Coiffé d'une casquette noire avec le slogan "Make America Great Again", un pendentif orné d'une fusée autour du cou, le patron de Tesla et SpaceX, propriétaire du réseau social X, se lance dans une explication, parfois assez technique, de l'action de sa commission extragouvernementale "DOGE", chargée de tailler dans la dépense publique.
"Nous avons un déficit de 2.000 milliards de dollars et si nous ne faisons pas quelque chose sur ce déficit, le pays ira vers la faillite", assure-t-il. Les Américains "ont voté pour une réforme majeure du gouvernement, et c'est ce qu'ils vont avoir".
- "Haut QI" -
De temps en temps, Elon Musk s'interrompt pour essayer de distraire "X", le fils qu'il a eu avec la musicienne Grimes et que Donald Trump décrit comme un enfant à "haut QI".
Babillant par moments, juché sur les épaules de son père ou assis par terre, le garçonnet de 4 ans, de son nom complet "X Æ A-12", ne semble pas excessivement impressionné par les objectifs braqués sur lui.
Il se gratte le nez ou joue avec les oreilles de son père, qui finit par le confier à une femme présente dans la salle pour qu'elle l'accompagne au dehors.
Elon Musk est interrogé sur les critiques de l'opposition démocrate, qui lui reproche de mener un braquage illégal de l'Etat fédéral, ou sur les risques de conflits d'intérêt, lui qui a de très gros contrats avec le gouvernement.
Le multimilliardaire ne s'offusque pas.
Plaisantant sur l'attention dont DOGE est l'objet, il dit subir l'équivalent d'un "examen de proctologie chaque jour".
Il assure aussi que son action, qui se déroule dans un cadre légal incertain, est d'une "transparence maximale" et assume d'appliquer à la réforme du gouvernement les méthodes musclées dont il est adepte pour ses entreprises.
- Préservatifs -
"Nous allons vite, donc nous ferons des erreurs, mais nous corrigerons ces erreurs rapidement", lance-t-il.
Calé derrière son bureau, Donald Trump suit la prestation de l'entrepreneur hyperactif avec un air impassible. La mise en scène se veut-elle une réponse à la dernière couverture du magazine Time, qui présentait Elon Musk trônant derrière le même bureau?
Il est clair en tout cas que celui qui est parfois surnommé "président Musk" par ses détracteurs joue là la partition de protégé de Trump.
Le milliardaire de 78 ans fait quelques commentaires sur les "fraudes", selon lui massives, dans les dépenses publiques mais pour l'essentiel, il cède ostensiblement le devant de la scène à Elon Musk.

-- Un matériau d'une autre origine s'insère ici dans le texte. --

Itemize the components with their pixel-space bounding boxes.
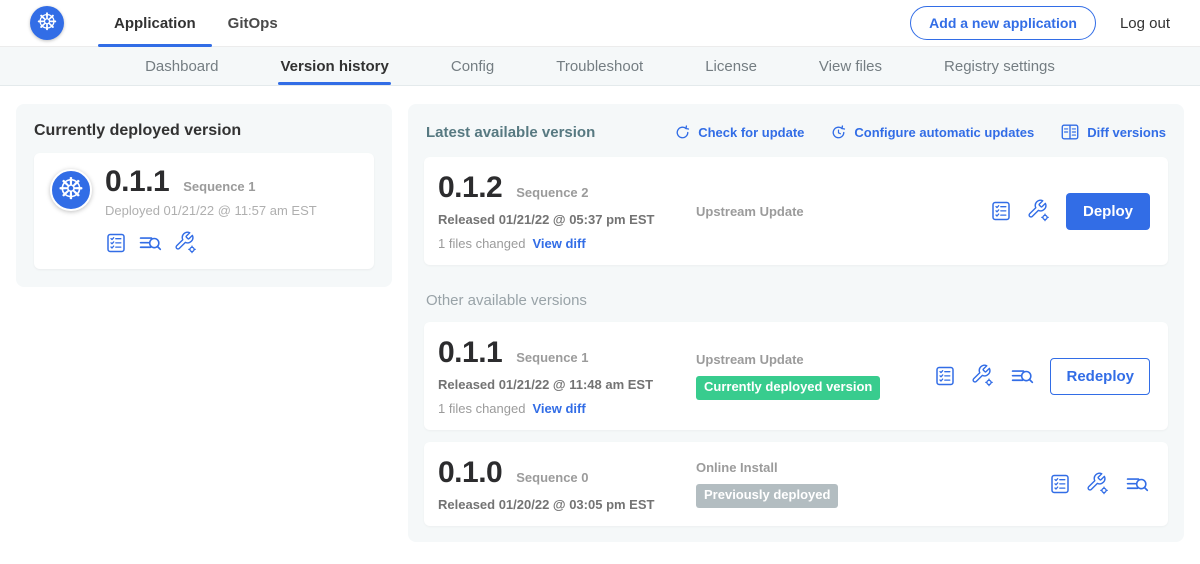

Quand une journaliste l'interroge sur une fausse information qu'il avait propagée, concernant un prétendu envoi massif de préservatifs financés par les Etats-Unis dans la bande de Gaza, l'homme le plus riche du monde ne se démonte pas.
"Certaines des choses que je vais dire seront fausses et devraient être corrigées", lance le propriétaire de X, beaucoup plus policé que sur son réseau, où il bombarde ses 217 millions d'abonnés de messages au ton souvent agressif.
La "transparence" promise a toutefois ses limites. Chose extraordinaire, aucun journaliste de la grande agence de presse AP n'a été admis dans le Bureau ovale pour cette conférence de presse surprise.
Véritable institution de la presse américaine, AP a expliqué avoir été privée d'accès parce qu'elle refuse d'écrire "Golfe d'Amérique" au lieu de "Golfe du Mexique", comme le réclame Donald Trump.